Myra F. from Mountain View asks this week’s question:
Q: “I work for a high-tech company in Silicon Valley that has just been acquired by another, bigger high-tech company. They are offering some of us who worked for the old company jobs in the new company. There is a rumor that they will hire us, make us sign noncompete agreements and then fire us. Can they do this? Can I refuse to sign the agreement?”
A: California is a state that values an individual’s right to work. Business and Professions Code Section 16600 states that, aside from limited exceptions, “every contract by which anyone is restrained from engaging in a lawful profession, trade, or business of any kind is to that extent void.” California courts have repeatedly identified this provision as an expression of public policy to promote people’s right to pursue and obtain gainful employment utilizing the skills and abilities that they possess, and which they may have developed through prior employment (Edwards v. Arthur Andersen LLP, 2008).

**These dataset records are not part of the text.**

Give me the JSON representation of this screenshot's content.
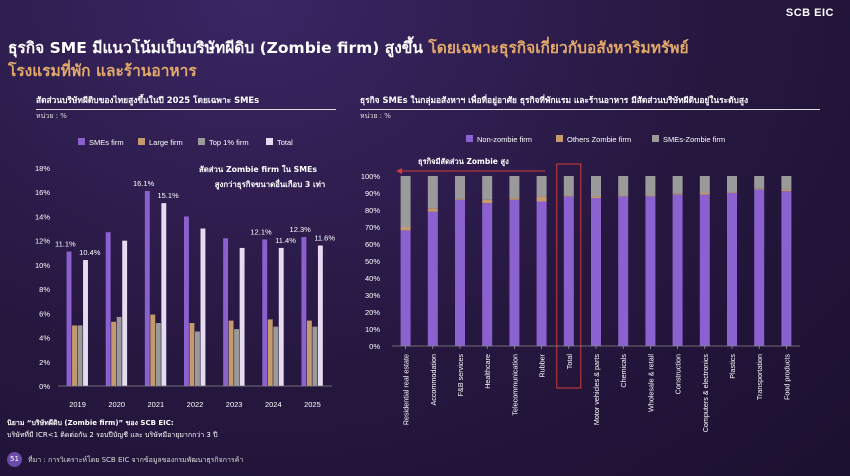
{
  "logo": "SCB EIC",
  "title": {
    "part1": "ธุรกิจ SME มีแนวโน้มเป็นบริษัทผีดิบ (Zombie firm) สูงขึ้น",
    "part2": "โดยเฉพาะธุรกิจเกี่ยวกับอสังหาริมทรัพย์",
    "part3": "โรงแรมที่พัก และร้านอาหาร"
  },
  "left": {
    "subtitle": "สัดส่วนบริษัทผีดิบของไทยสูงขึ้นในปี 2025 โดยเฉพาะ SMEs",
    "unit": "หน่วย : %",
    "annotation_line1": "สัดส่วน Zombie firm ใน SMEs",
    "annotation_line2": "สูงกว่าธุรกิจขนาดอื่นเกือบ 3 เท่า"
  },
  "right": {
    "subtitle": "ธุรกิจ SMEs ในกลุ่มอสังหาฯ เพื่อที่อยู่อาศัย ธุรกิจที่พักแรม และร้านอาหาร มีสัดส่วนบริษัทผีดิบอยู่ในระดับสูง",
    "unit": "หน่วย : %",
    "annotation": "ธุรกิจมีสัดส่วน Zombie สูง"
  },
  "footnote": {
    "line1": "นิยาม “บริษัทผีดิบ (Zombie firm)” ของ SCB EIC:",
    "line2": "บริษัทที่มี ICR<1 ติดต่อกัน 2 รอบปีบัญชี และ บริษัทมีอายุมากกว่า 3 ปี",
    "source": "ที่มา : การวิเคราะห์โดย SCB EIC จากข้อมูลของกรมพัฒนาธุรกิจการค้า"
  },
  "page_number": "51",
  "colors": {
    "smes": "#8b61cf",
    "large": "#c49a6c",
    "top1": "#9a9a9a",
    "total": "#e6dcef",
    "nonzombie": "#8b61cf",
    "others": "#c49a6c",
    "smes_zombie": "#9a9a9a",
    "highlight": "#d63a3a"
  },
  "chart_data": [
    {
      "type": "bar",
      "categories": [
        "2019",
        "2020",
        "2021",
        "2022",
        "2023",
        "2024",
        "2025"
      ],
      "series": [
        {
          "name": "SMEs firm",
          "values": [
            11.1,
            12.7,
            16.1,
            14.0,
            12.2,
            12.1,
            12.3
          ]
        },
        {
          "name": "Large firm",
          "values": [
            5.0,
            5.3,
            5.9,
            5.2,
            5.4,
            5.5,
            5.4
          ]
        },
        {
          "name": "Top 1% firm",
          "values": [
            5.0,
            5.7,
            5.2,
            4.5,
            4.7,
            4.9,
            4.9
          ]
        },
        {
          "name": "Total",
          "values": [
            10.4,
            12.0,
            15.1,
            13.0,
            11.4,
            11.4,
            11.6
          ]
        }
      ],
      "data_labels": [
        {
          "series": 0,
          "index": 0,
          "text": "11.1%"
        },
        {
          "series": 3,
          "index": 0,
          "text": "10.4%"
        },
        {
          "series": 0,
          "index": 2,
          "text": "16.1%"
        },
        {
          "series": 3,
          "index": 2,
          "text": "15.1%"
        },
        {
          "series": 0,
          "index": 5,
          "text": "12.1%"
        },
        {
          "series": 3,
          "index": 5,
          "text": "11.4%"
        },
        {
          "series": 0,
          "index": 6,
          "text": "12.3%"
        },
        {
          "series": 3,
          "index": 6,
          "text": "11.6%"
        }
      ],
      "ylim": [
        0,
        18
      ],
      "yticks": [
        "0%",
        "2%",
        "4%",
        "6%",
        "8%",
        "10%",
        "12%",
        "14%",
        "16%",
        "18%"
      ],
      "legend": "top"
    },
    {
      "type": "bar",
      "stacked": true,
      "categories": [
        "Residential real estate",
        "Accommodation",
        "F&B services",
        "Healthcare",
        "Telecommunication",
        "Rubber",
        "Total",
        "Motor vehicles & parts",
        "Chemicals",
        "Wholesale & retail",
        "Construction",
        "Computers & electronics",
        "Plastics",
        "Transportation",
        "Food products"
      ],
      "series": [
        {
          "name": "Non-zombie firm",
          "values": [
            68,
            79,
            86,
            84,
            86,
            85,
            88,
            87,
            88,
            88,
            89,
            89,
            90,
            92,
            91
          ]
        },
        {
          "name": "Others Zombie firm",
          "values": [
            2,
            2,
            0.5,
            2,
            1,
            3,
            0.5,
            1,
            0.5,
            0.5,
            0.5,
            1,
            0.5,
            0.5,
            1
          ]
        },
        {
          "name": "SMEs-Zombie firm",
          "values": [
            30,
            19,
            13.5,
            14,
            13,
            12,
            11.5,
            12,
            11.5,
            11.5,
            10.5,
            10,
            9.5,
            7.5,
            8
          ]
        }
      ],
      "highlight_category": "Total",
      "ylim": [
        0,
        100
      ],
      "yticks": [
        "0%",
        "10%",
        "20%",
        "30%",
        "40%",
        "50%",
        "60%",
        "70%",
        "80%",
        "90%",
        "100%"
      ],
      "legend": "top"
    }
  ]
}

This section invalidates provisions in employment contracts prohibiting an employee from working for a competitor after completion of his or her employment or imposing a penalty if he or she does so unless any such restrictions are necessary to protect the employer’s trade secrets.
While the state wishes to protect an employee’s right to work, it too wishes to protect an employer’s right to maintain a competitive advantage through the protection of its trade secrets. Labor Code Section 2860 provides: “Everything which an employee acquires by virtue of his employment, except the compensation which is due to him from his employer, belongs to the employer, whether acquired lawfully or unlawfully, or during or after the expiration of the term of his employment.
“In a given case, the knowledge gained by an employee is secret and confidential. If it is, its use by a former employee will be enjoined. If it is not, its use by a former employee will not be enjoined. Some knowledge gained by an employee is of such a general character that equity will not restrict its later use. An employee has a right, after cessation of employment, to use anything that is not the property of his employer.
“Trade and business secrets and confidential information are the property of the employer and cannot be used by the employee for his own benefit. A list of subscribers of a service, built up by ingenuity, time, labor and expense of the owner over a period of many years is property of the employer, a part of the good will of his business and, in some instances, his entire business. Knowledge of such a list, acquired by an employee by reason of his employment, may not be used by the employee as his own property or to his employer’s prejudice.”
Therefore, a covenant not to take and/or use an employer’s confidential customer list to solicit its client base is enforceable. Downloading such a list and using it to market yourself for another job, or for the benefit of another employer, likely will be found to be an unlawful appropriation of a valuable trade secret. While appropriation of a list may be illegal, a covenant in an employment contract not to solicit an employee’s prior contacts and the employer’s customers is considered an unlawful covenant not to compete. A former employee has the right to compete with his or her former employer, even for the business of those who had been customers of the former employer, provided such competition is fairly and legally conducted.
As to your question pertaining to whether your employer can fire you for refusing to sign an invalid contract not to compete, the appellate courts have held that an employee who is fired for refusing to sign a covenant not to compete may be able to claim a wrongful discharge in violation of public policy based on the employer’s violation of Section 16600 (D’sa v. Playhut Inc., 2000).
Myra, I hope this information helps you in making your employment transition. Hopefully everything will go smoothly, but if it doesn’t, feel free to provide your human resources department with this article. For anyone who is fired because they refused to sign a noncompete agreement, find a good trial lawyer familiar with this area of law to fight for your rights.